Mercifully, the 18-month U.S. presidential election cycle has come to
an end. Think of how many substantial efforts could have been mounted —
from infrastructure improvements to educational, economic, and
environmental efforts — by the army of partisans who worked so
diligently to persuade you to think as they do. All those
get-out-the-vote volunteers. All those potholes. We’ve missed our chance
again.
At the peak of ballot bedlam on Tuesday night, there were
327,000 tweets moving per minute. Those things may have flown by so
quickly Tuesday that you missed the interesting divide between those in
the industry! the industry!
who do — and those who don’t — think it’s good to trumpet their
political preferences on Twitter and other media. And in the most
colorful language.
This is something some of us in publishing have quietly discussed for
months now. It can be curious when someone usually so articulate on a
publishing panel suddenly pummels us with their crudest tweets about
national leaders they’ve never met.
I invite you to think of people you know in the biz who did
not do this Tuesday. They, too,
might
have been tweeting and pinning and Google+-ing and FB-ing and Tumbl-ing
their views. But if they were, they weren’t doing it on their
professional accounts. Not on the same handles with which they interact
with clients and bosses and associates — that would be us — and with
others from whom they might like some respect.

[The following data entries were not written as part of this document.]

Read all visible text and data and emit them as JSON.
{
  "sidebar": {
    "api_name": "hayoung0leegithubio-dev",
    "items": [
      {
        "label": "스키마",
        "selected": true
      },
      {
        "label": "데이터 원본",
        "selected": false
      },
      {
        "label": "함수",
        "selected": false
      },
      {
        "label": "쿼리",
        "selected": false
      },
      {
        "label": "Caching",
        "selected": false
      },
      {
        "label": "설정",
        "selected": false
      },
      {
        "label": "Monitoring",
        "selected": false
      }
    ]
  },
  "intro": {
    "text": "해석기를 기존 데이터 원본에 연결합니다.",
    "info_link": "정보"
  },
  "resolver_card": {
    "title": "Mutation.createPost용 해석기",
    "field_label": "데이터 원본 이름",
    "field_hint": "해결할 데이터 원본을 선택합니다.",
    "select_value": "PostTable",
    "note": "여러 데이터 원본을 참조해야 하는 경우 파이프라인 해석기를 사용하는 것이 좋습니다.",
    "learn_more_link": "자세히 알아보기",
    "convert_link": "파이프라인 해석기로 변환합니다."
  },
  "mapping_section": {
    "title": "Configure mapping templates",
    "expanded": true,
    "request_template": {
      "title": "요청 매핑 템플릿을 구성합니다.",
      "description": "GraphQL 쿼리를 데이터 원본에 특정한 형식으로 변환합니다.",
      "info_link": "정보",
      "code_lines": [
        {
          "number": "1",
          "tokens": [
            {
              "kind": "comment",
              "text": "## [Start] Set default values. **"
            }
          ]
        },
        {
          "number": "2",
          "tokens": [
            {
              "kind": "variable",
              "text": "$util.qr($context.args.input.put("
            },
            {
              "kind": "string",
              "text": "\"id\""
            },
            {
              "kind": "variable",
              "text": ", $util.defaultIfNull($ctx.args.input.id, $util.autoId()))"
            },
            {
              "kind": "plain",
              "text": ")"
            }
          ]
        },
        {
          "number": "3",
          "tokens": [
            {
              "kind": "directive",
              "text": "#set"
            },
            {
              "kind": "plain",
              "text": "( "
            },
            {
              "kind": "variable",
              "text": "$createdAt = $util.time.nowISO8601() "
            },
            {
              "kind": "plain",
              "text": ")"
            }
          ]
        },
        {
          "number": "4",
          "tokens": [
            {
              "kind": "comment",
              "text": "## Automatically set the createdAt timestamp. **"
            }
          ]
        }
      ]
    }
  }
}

What’s important is that you make a conscious decision for yourself
whether your most vociferous political curses or cheers belong on the
conference-room table. Because that’s where your stuff just landed. And
if you seriously start thinking of how many colleagues
weren’t
there swearing along with you — and then picture them around that table
looking at you — you might realize that “everybody” is by no means doing
it.
The publishing community has a vibrant life online. And since the
analysts all woke up Wednesday yelling “demographics!” at us, it’s not a
bad idea to acknowledge what a diverse-o-rama we are in books. We are
not a choir to whom you are preaching. We may not agree with you at all.
And even if we do, we may not need you to share sensitive beliefs with
us in the vulgarity of the shopping-mall vernacular.
If you want to vote with your tweets on your professional account,
this is your decision. But I’d suggest you not cave in to what you think
“everybody” is doing. Because everybody is not doing it.